The way we interact with our students, and the language we use with which to communicate with them, can have a profound effect on how our students react to our teaching and their own attitude to music making. Young people in particular can be highly sensitive to the kind of words teachers use, and as teachers we are often afforded an esteemed position by our students. To enable our students to succeed, to feel encouraged and supported, we need to choose our words carefully.
This article is inspired by a recent discussion on the Piano Network UK Group on Facebook, to which I belong. A member posted the following:
I suppose we’ve all had that student who no matter what we do our say just will not practice. Here’s something that seems to have worked: change the word. Don’t ask them to aim at “practising”, ask them to aim at “progressing”.
For many young piano students, the word “practising” has negative connotations, no matter how positive the teacher is in their approach to practising. It suggests dreary hours at the piano, hacking through scales, exercises and dull pieces. It reeks of tedium, of effort without reward or achievement.
As teachers we know that regular practising equals noticeable progress, but our students don’t always see it that way. By simply changing the vocabulary, we instantly explain the purpose of practising – progression. “Progression” suggests forward movement, advancement and achievement.
For younger students, the word “play” is even better: because “play” suggests “fun”. And I want all my students to gain pleasure from playing the piano. “Play” also suggests playing for enjoyment, and I often point out to my students that they don’t have to be practising (sorry, that word again!) their assigned pieces and exercises to be doing useful and, more importantly, enjoyable work at the piano.
Another word which can cause major problems and is related to progression is “difficult”. In his book ‘The Virtuoso Teacher’ and accompanying lectures, acclaimed educator (and I might add a fantastic and inspiring communicator), Paul Harris debunks the “myth of difficult”. Again the word can suggest something impossible, or at least very hard. Instead, try “challenging”. Instantly more positive, this word suggests something that can be attempted and that is achievable.
When a student grumbles that one of their peers is “better” (because they have reached a higher grade) I point out that they are not better, simply more “advanced” (and I also point out that playing simple repertoire really well is actually highly skilled).

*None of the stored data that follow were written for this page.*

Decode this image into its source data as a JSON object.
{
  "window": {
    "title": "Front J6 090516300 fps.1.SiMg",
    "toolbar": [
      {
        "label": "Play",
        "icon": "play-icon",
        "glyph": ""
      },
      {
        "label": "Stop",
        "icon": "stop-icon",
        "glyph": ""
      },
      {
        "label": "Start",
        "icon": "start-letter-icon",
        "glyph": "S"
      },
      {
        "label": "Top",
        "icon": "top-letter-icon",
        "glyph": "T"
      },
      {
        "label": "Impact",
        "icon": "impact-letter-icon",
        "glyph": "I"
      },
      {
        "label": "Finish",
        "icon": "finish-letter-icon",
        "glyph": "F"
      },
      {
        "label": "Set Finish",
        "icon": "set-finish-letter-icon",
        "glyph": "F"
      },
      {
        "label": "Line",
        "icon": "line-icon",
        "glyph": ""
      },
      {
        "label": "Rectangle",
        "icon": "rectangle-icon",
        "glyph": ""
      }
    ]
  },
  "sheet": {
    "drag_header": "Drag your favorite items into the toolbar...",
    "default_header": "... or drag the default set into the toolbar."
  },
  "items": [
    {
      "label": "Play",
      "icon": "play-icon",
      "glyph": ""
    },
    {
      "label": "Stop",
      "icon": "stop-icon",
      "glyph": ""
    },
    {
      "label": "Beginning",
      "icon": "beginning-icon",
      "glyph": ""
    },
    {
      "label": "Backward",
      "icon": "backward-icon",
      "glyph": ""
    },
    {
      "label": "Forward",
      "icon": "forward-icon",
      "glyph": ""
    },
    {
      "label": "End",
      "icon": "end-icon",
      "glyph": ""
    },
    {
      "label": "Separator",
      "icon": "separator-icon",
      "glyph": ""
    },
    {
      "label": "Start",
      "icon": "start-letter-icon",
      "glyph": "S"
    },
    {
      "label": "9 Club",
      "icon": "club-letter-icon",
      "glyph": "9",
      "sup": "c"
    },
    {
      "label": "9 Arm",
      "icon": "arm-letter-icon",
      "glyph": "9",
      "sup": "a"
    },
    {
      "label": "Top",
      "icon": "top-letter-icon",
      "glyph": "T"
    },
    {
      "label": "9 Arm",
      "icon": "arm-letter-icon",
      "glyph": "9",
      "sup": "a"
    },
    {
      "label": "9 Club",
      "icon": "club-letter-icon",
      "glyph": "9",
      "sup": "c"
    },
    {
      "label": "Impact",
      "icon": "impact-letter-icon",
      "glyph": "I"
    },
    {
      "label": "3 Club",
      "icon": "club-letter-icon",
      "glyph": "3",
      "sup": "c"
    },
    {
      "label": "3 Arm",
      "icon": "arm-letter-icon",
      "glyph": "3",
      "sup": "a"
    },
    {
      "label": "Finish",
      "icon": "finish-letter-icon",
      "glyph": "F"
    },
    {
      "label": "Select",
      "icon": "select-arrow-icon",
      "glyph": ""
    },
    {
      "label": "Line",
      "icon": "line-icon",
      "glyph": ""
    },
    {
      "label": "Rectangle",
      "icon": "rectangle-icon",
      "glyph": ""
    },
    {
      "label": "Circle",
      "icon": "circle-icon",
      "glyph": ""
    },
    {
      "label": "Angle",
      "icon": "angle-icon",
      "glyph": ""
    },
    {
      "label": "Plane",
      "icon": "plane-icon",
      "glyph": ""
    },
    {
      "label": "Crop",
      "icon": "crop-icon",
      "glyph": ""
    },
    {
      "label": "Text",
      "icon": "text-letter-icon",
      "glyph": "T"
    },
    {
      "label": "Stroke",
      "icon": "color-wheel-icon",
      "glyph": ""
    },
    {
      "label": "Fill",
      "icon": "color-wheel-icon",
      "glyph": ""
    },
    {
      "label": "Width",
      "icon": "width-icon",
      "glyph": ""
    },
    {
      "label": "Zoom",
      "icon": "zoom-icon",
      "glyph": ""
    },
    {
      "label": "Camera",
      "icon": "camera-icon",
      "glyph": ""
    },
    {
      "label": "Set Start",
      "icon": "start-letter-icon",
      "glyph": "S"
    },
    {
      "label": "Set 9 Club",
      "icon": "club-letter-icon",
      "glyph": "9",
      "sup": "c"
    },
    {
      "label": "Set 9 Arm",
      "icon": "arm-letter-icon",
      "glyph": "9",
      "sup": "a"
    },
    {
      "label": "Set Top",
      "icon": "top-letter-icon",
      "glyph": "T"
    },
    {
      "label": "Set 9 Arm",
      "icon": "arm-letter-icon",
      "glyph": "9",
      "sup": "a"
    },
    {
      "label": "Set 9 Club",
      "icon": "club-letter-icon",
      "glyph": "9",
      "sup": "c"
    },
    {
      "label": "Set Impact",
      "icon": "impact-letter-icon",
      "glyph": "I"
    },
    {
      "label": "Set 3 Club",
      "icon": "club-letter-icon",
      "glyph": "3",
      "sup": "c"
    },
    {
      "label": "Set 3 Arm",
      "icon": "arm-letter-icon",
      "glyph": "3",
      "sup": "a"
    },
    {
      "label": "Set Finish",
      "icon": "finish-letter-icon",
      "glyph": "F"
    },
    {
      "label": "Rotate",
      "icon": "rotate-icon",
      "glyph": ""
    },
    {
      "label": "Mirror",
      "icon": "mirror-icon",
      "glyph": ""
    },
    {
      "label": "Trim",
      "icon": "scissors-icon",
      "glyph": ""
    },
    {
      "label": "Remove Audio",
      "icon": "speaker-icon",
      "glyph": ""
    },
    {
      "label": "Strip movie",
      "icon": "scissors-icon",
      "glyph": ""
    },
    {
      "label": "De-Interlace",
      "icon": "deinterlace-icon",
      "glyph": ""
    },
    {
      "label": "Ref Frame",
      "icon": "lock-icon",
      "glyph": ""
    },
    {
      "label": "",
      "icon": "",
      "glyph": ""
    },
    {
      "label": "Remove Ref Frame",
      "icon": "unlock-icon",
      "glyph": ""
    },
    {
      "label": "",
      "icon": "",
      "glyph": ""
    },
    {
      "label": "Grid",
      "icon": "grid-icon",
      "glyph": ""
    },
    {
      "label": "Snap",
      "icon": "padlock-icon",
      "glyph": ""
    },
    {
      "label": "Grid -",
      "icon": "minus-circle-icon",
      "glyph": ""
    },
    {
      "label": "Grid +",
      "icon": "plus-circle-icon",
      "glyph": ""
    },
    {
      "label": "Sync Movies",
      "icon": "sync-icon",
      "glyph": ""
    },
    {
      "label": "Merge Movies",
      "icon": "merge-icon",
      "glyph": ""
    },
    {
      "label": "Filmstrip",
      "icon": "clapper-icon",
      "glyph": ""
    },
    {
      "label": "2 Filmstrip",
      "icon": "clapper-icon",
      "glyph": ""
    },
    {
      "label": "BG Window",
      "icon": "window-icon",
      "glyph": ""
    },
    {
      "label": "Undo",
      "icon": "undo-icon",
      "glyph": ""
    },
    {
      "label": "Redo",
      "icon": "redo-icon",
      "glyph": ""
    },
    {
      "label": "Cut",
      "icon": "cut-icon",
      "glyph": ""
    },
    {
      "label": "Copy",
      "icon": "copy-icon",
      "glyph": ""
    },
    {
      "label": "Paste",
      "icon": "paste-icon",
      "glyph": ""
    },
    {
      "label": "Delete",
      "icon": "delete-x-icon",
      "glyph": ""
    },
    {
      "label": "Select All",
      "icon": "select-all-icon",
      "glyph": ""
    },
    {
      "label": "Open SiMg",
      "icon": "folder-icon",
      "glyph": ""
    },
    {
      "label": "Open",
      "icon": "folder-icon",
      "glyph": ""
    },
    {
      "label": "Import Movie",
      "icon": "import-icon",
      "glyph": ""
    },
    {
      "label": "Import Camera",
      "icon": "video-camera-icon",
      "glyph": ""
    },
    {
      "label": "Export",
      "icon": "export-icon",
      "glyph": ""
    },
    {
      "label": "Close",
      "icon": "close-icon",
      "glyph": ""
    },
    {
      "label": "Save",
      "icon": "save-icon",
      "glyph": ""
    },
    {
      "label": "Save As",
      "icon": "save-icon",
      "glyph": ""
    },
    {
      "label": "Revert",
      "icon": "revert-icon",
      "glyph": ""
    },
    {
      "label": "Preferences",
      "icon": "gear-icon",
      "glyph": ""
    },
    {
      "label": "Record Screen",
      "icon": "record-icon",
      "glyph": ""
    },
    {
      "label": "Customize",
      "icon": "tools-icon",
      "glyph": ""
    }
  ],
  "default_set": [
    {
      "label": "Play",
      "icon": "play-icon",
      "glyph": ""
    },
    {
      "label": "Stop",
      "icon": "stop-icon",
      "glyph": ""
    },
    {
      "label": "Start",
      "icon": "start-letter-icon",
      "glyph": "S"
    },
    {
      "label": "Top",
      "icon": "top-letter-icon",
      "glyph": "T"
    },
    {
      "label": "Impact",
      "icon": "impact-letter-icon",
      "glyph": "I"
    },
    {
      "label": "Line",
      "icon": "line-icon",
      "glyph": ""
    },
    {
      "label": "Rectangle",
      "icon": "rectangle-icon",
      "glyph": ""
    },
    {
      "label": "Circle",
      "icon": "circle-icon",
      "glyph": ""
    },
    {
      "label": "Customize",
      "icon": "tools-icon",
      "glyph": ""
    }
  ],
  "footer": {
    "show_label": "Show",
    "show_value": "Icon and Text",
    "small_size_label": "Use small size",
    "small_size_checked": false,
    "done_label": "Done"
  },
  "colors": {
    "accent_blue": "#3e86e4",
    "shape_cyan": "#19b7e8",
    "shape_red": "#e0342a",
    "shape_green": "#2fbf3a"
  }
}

Children often come to the piano with the idea that their playing has to be perfect and that they must not play any wrong notes. I believe this is ingrained in children from the moment they enter primary school, where their school days are governed by ticks for good work and red crosses for incorrect answers, and where they are required to reach targets which are set by unseen forces higher up the education hierarchy. Perfection is unattainable. Instead I encourage “excellence”: in this way, each and every student can find their own personal state of excellence.
The way we give feedback to our students is also crucial, and should always be couched in positive terms. When we give praise it should be appropriate and appreciative. Judgmental praise causes dependency and builds up an ego which can produce anxiety. We should praise what the student is doing or their effort, not their ego or talent. Praise followed by criticism is not helpful. Sincere praise goes a long way and creates a sense of trust.
Examples of appropriate and appreciative praise:
“I enjoyed that”
“that was really accurate/musical”
“That practising has really made a difference”
This allows pupils to draw their own conclusions about their playing
When giving critical feedback, the correct vocabulary becomes even more important:
Examples of negative feedback:
“you played that chord wrong”
“your playing is inaccurate/unmusical/unexpressive”
“you are not working hard enough”
By personalising the criticism, we make it more harmful. Domineering or bullying teachers who feel frustrated by their students will often pile negative criticism onto their students to big up their own ego and to make the student feel even smaller. This is a form of transference and should be avoided at all costs, no matter how frustrated we may feel by a student’s lack of progress.
Instead, we should use a non-personal form of words – and actions – which involve both teacher and student in the solution to the issue:
“let’s see if we can work out why that chord wasn’t quite right”
“how do you think we could make the piece sound more expressive?”
We should also be mindful about our use of vocabulary when teaching adult students. Adults can be adept at “reading between the lines”, drawing inference from something the teacher may have intended as a throw-away comment. Adult students often lack confidence, often a hangover from an unpleasant experience with a domineering or overly negative teacher as a child, and this can make them highly sensitive.
We should use positive vocabulary in all of our teaching, and also allow students to challenge us if we make sweeping statements which cannot be backed up by solid evidence, in the score or elsewhere.
Simple, positive changes to the kind of vocabulary we use when interacting with our students can have a transformative effect on their approach to their music making, their attitude to practising (“progress”), their enjoyment of music and, above all, their confidence.
The Virtuoso Teacher with Paul Harris
1 thought on “Changing the Vocabulary”
I think this blog is very useful and it applies to all subjects, not just to music.
Being afraid to make mistakes can. be extremely debilitating and counterproductive. It can make people stop learning or trying anything new. It is important for teachers and learners alike to realise that mistakes can be useful. They direct our attention to problems that need to be solved in order to progress. In some situations it is a bad idea to cover up our mistakes because by doing so we block our progress.